Por Reinaldo Azevedo

Sim, a Câmara dos Deputados tem de cassar o mandato de Eduardo Bolsonaro porque:
1: ele quebrou o decoro parlamentar. A previsão está na Constituição, e o detalhamento está no Código de Ética e Decoro Parlamentar;
2: para mandar um recado a Jair Bolsonaro. É preciso dizer a ele: “Esta Casa não tem medo de seus arreganhos autoritários”.

Não há nenhuma razão objetiva, de resto, para inferir que o jogo de radicalização estrelado pelos irmãos Carlos e Eduardo não seja combinado com o pai.

Dados os respectivos conteúdos, especular sobre um novo AI-5 é muito mais grave do que proibir a compra, por órgão federal, de um jornal em particular — a Folha — ou de ameaçar seus anunciantes privados, como fez Bolsonaro.

É mais grave porque, viesse o tal ato, a perseguição à imprensa independente seria ainda pior e mais ampla. Ocorre que, além do conteúdo, é preciso ver a estatura do cargo.

Eduardo é deputado. Em tese, ao menos, a sua interferência no governo, como líder do partido do PSL na Câmara, se dá na esfera da pressão político-partidária.

Já o pai é presidente da República e demonstra, mais uma vez, que pode usar o cargo para, na sua intenção original ao menos, punir desafetos, adversários, oponentes e, não poderia ser diferente, a imprensa livre.

Notem: Eduardo fez uma especulação, que agrediu, sim, um valor constitucional e o Código de Ética da Casa. Jair foi além: ele agiu. E pôs a força do seu cargo para tentar pressionar anunciantes.

Ora, a perseguição sistemática à imprensa livre é um dos elementos do AI-5 sonhado por Eduardo, não é mesmo?

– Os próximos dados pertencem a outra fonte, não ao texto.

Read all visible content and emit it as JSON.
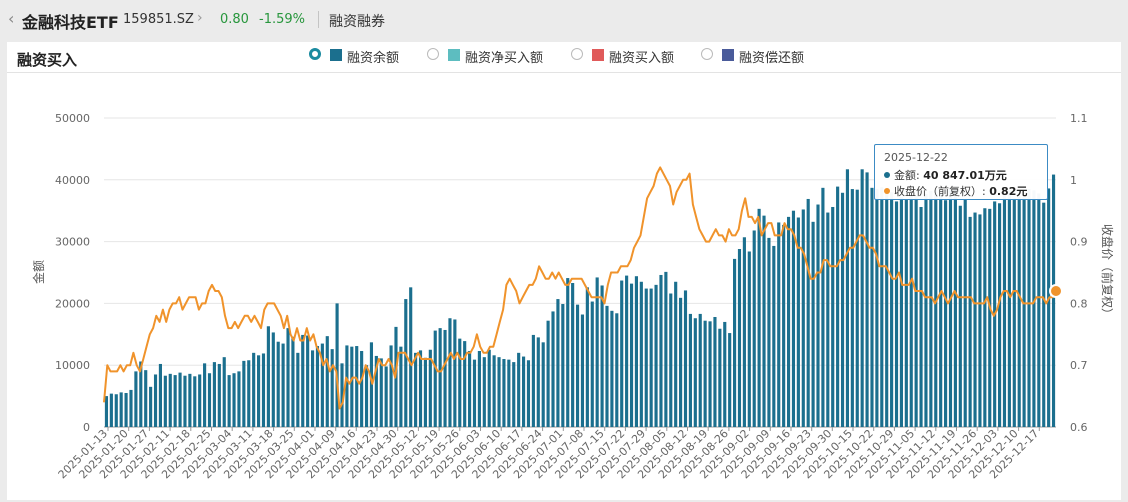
{
  "header": {
    "back_icon": "‹",
    "fund_name": "金融科技ETF",
    "fund_code": "159851.SZ",
    "price": "0.80",
    "change_pct": "-1.59%",
    "margin_link": "融资融券",
    "up_down_color": "#27963c"
  },
  "panel": {
    "title": "融资买入"
  },
  "legend": [
    {
      "label": "融资余额",
      "color": "#1b6f8e",
      "selected": true
    },
    {
      "label": "融资净买入额",
      "color": "#5dbdc0",
      "selected": false
    },
    {
      "label": "融资买入额",
      "color": "#e05a5a",
      "selected": false
    },
    {
      "label": "融资偿还额",
      "color": "#4a5b9a",
      "selected": false
    }
  ],
  "tooltip": {
    "date": "2025-12-22",
    "amount_label": "金额: ",
    "amount_value": "40 847.01万元",
    "close_label": "收盘价（前复权）: ",
    "close_value": "0.82元",
    "amount_color": "#1b6f8e",
    "close_color": "#f0932b"
  },
  "chart_data": {
    "type": "bar+line",
    "left_axis": {
      "label": "金额",
      "ticks": [
        "0",
        "10000",
        "20000",
        "30000",
        "40000",
        "50000"
      ],
      "range": [
        0,
        50000
      ]
    },
    "right_axis": {
      "label": "收盘价（前复权）",
      "ticks": [
        "0.6",
        "0.7",
        "0.8",
        "0.9",
        "1",
        "1.1"
      ],
      "range": [
        0.6,
        1.1
      ]
    },
    "x_tick_labels": [
      "2025-01-13",
      "2025-01-20",
      "2025-01-27",
      "2025-02-11",
      "2025-02-18",
      "2025-02-25",
      "2025-03-04",
      "2025-03-11",
      "2025-03-18",
      "2025-03-25",
      "2025-04-01",
      "2025-04-09",
      "2025-04-16",
      "2025-04-23",
      "2025-04-30",
      "2025-05-12",
      "2025-05-19",
      "2025-05-26",
      "2025-06-03",
      "2025-06-10",
      "2025-06-17",
      "2025-06-24",
      "2025-07-01",
      "2025-07-08",
      "2025-07-15",
      "2025-07-22",
      "2025-07-29",
      "2025-08-05",
      "2025-08-12",
      "2025-08-19",
      "2025-08-26",
      "2025-09-02",
      "2025-09-09",
      "2025-09-16",
      "2025-09-23",
      "2025-09-30",
      "2025-10-15",
      "2025-10-22",
      "2025-10-29",
      "2025-11-05",
      "2025-11-12",
      "2025-11-19",
      "2025-11-26",
      "2025-12-03",
      "2025-12-10",
      "2025-12-17"
    ],
    "bar_color": "#1b6f8e",
    "line_color": "#f0932b",
    "series": [
      {
        "name": "融资余额",
        "unit": "万元",
        "values": [
          5000,
          5400,
          5300,
          5600,
          5500,
          6000,
          9000,
          10600,
          9200,
          6500,
          8500,
          10200,
          8300,
          8600,
          8400,
          8800,
          8300,
          8600,
          8200,
          8500,
          10300,
          8700,
          10500,
          10200,
          11300,
          8400,
          8700,
          9000,
          10700,
          10800,
          12000,
          11600,
          11900,
          16300,
          15300,
          13800,
          13500,
          16000,
          14600,
          12000,
          14900,
          14800,
          12400,
          13100,
          13500,
          14700,
          12600,
          20000,
          10300,
          13200,
          13000,
          13100,
          12300,
          10000,
          13700,
          11500,
          11100,
          9800,
          13200,
          16200,
          13000,
          20700,
          22600,
          12000,
          12400,
          11200,
          12500,
          15600,
          16000,
          15700,
          17600,
          17400,
          14300,
          13900,
          12300,
          10900,
          12300,
          11300,
          12500,
          11600,
          11300,
          11000,
          10900,
          10500,
          12000,
          11400,
          10800,
          14900,
          14500,
          13700,
          17200,
          18700,
          20700,
          19900,
          24100,
          23300,
          19800,
          18200,
          22600,
          20300,
          24200,
          22900,
          19600,
          18800,
          18400,
          23700,
          24500,
          23200,
          24400,
          23500,
          22400,
          22400,
          23000,
          24600,
          25100,
          21600,
          23500,
          20900,
          22100,
          18300,
          17600,
          18300,
          17200,
          17100,
          17800,
          15900,
          17000,
          15200,
          27200,
          28800,
          30700,
          28400,
          31800,
          35300,
          34200,
          30600,
          29300,
          33100,
          32700,
          34000,
          35000,
          33900,
          35200,
          36900,
          33200,
          36000,
          38700,
          34700,
          35600,
          38900,
          37900,
          41700,
          38500,
          38400,
          41700,
          41200,
          38700,
          38500,
          38800,
          37800,
          38000,
          36500,
          37200,
          36900,
          37600,
          37400,
          35600,
          37700,
          38200,
          38400,
          37900,
          36700,
          38600,
          38700,
          35800,
          36800,
          34000,
          34700,
          34400,
          35400,
          35300,
          36500,
          36200,
          37600,
          38300,
          37000,
          37300,
          37200,
          38500,
          38300,
          37800,
          36300,
          38600,
          40847
        ]
      },
      {
        "name": "收盘价（前复权）",
        "unit": "元",
        "values": [
          0.64,
          0.7,
          0.69,
          0.69,
          0.69,
          0.7,
          0.69,
          0.7,
          0.7,
          0.72,
          0.7,
          0.69,
          0.71,
          0.73,
          0.75,
          0.76,
          0.78,
          0.77,
          0.79,
          0.77,
          0.79,
          0.8,
          0.8,
          0.81,
          0.79,
          0.8,
          0.81,
          0.81,
          0.81,
          0.79,
          0.8,
          0.8,
          0.82,
          0.83,
          0.82,
          0.82,
          0.81,
          0.78,
          0.76,
          0.76,
          0.77,
          0.76,
          0.77,
          0.78,
          0.78,
          0.77,
          0.78,
          0.77,
          0.76,
          0.79,
          0.8,
          0.8,
          0.8,
          0.79,
          0.78,
          0.76,
          0.78,
          0.75,
          0.74,
          0.76,
          0.74,
          0.74,
          0.76,
          0.74,
          0.75,
          0.73,
          0.72,
          0.7,
          0.71,
          0.69,
          0.7,
          0.69,
          0.63,
          0.64,
          0.68,
          0.67,
          0.68,
          0.68,
          0.67,
          0.68,
          0.7,
          0.69,
          0.67,
          0.69,
          0.71,
          0.7,
          0.7,
          0.71,
          0.7,
          0.68,
          0.72,
          0.72,
          0.72,
          0.71,
          0.7,
          0.71,
          0.72,
          0.71,
          0.71,
          0.71,
          0.71,
          0.7,
          0.69,
          0.69,
          0.7,
          0.71,
          0.72,
          0.71,
          0.72,
          0.71,
          0.71,
          0.72,
          0.72,
          0.73,
          0.75,
          0.73,
          0.72,
          0.72,
          0.73,
          0.73,
          0.75,
          0.77,
          0.79,
          0.83,
          0.84,
          0.83,
          0.82,
          0.8,
          0.81,
          0.82,
          0.83,
          0.83,
          0.84,
          0.86,
          0.85,
          0.84,
          0.84,
          0.85,
          0.84,
          0.85,
          0.84,
          0.83,
          0.83,
          0.84,
          0.84,
          0.84,
          0.84,
          0.83,
          0.82,
          0.81,
          0.81,
          0.81,
          0.81,
          0.8,
          0.83,
          0.85,
          0.85,
          0.85,
          0.86,
          0.86,
          0.86,
          0.87,
          0.89,
          0.9,
          0.91,
          0.94,
          0.97,
          0.98,
          0.99,
          1.01,
          1.02,
          1.01,
          1.0,
          0.99,
          0.96,
          0.98,
          0.99,
          1.0,
          1.0,
          1.01,
          0.96,
          0.94,
          0.92,
          0.91,
          0.9,
          0.9,
          0.91,
          0.92,
          0.91,
          0.91,
          0.9,
          0.92,
          0.91,
          0.91,
          0.92,
          0.95,
          0.97,
          0.94,
          0.94,
          0.93,
          0.94,
          0.91,
          0.92,
          0.93,
          0.93,
          0.91,
          0.91,
          0.91,
          0.93,
          0.92,
          0.92,
          0.91,
          0.89,
          0.89,
          0.88,
          0.86,
          0.84,
          0.84,
          0.85,
          0.85,
          0.87,
          0.87,
          0.86,
          0.86,
          0.86,
          0.87,
          0.87,
          0.88,
          0.89,
          0.89,
          0.9,
          0.91,
          0.91,
          0.9,
          0.89,
          0.89,
          0.88,
          0.86,
          0.86,
          0.86,
          0.85,
          0.84,
          0.84,
          0.85,
          0.83,
          0.83,
          0.83,
          0.84,
          0.82,
          0.82,
          0.82,
          0.81,
          0.81,
          0.81,
          0.8,
          0.81,
          0.82,
          0.81,
          0.8,
          0.81,
          0.82,
          0.81,
          0.81,
          0.81,
          0.81,
          0.81,
          0.8,
          0.8,
          0.8,
          0.8,
          0.81,
          0.79,
          0.78,
          0.79,
          0.81,
          0.82,
          0.82,
          0.81,
          0.82,
          0.82,
          0.81,
          0.8,
          0.8,
          0.8,
          0.8,
          0.81,
          0.81,
          0.81,
          0.8,
          0.81,
          0.81,
          0.82
        ]
      }
    ]
  }
}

Custa muito a um presidente que atua com esse desassombro tirânico fazer uma dobradinha com os porras-loucas da família para intimidar as instituições — a começar do próprio Congresso?

Da mesma sorte, não acredito na inocência — nem nas desculpas — do presidente no episódio doas leões machos que se acariciam depois de vencer as hienas. E, entre elas, está o Supremo.

Trata-se de uma escolha.

Fica-se com a impressão de que a família decidiu atacar para se defender. A reportagem levada ao ar na terça pelo Jorna Nacional é mera desculpa. Como resta claro, Bolsonaro já sabia que seu nome havia aparecido na investigação do caso Marielle.

A virulência da reação, no entanto, pode apontar para outros temores, ainda desconhecidos do distinto público.

A Câmara dos Deputados tem de cassar o mandato de Eduardo porque a quebra do decoro é evidente, escancarada, arreganhada. Mas também tem de fazê-lo para mandar um recado ao Palácio do Planalto: “Não ouse ir além das suas sandálias”.

É mentira! Os Bolsonaros não temem um “chilaço” no Brasil — até porque não há o menor indício de que algo parecido possa acontecer.

Tudo indica que a escalda da radicalização busca criar uma bolha para proteger a família daquilo que a deputada Joice Hassemann (PSL-SP), que é um deles, chamou de “o que fizeram no Verão passado”.

Não se trata apenas de pôr limites a Eduardo e a Carlos. É preciso pôr limites em Jair. Os limites da Constituição.

Uma das formas eloquentes de fazê-lo é cassando Eduardo, sim! Até porque ele quebrou o decoro. A punição terá um caráter didático.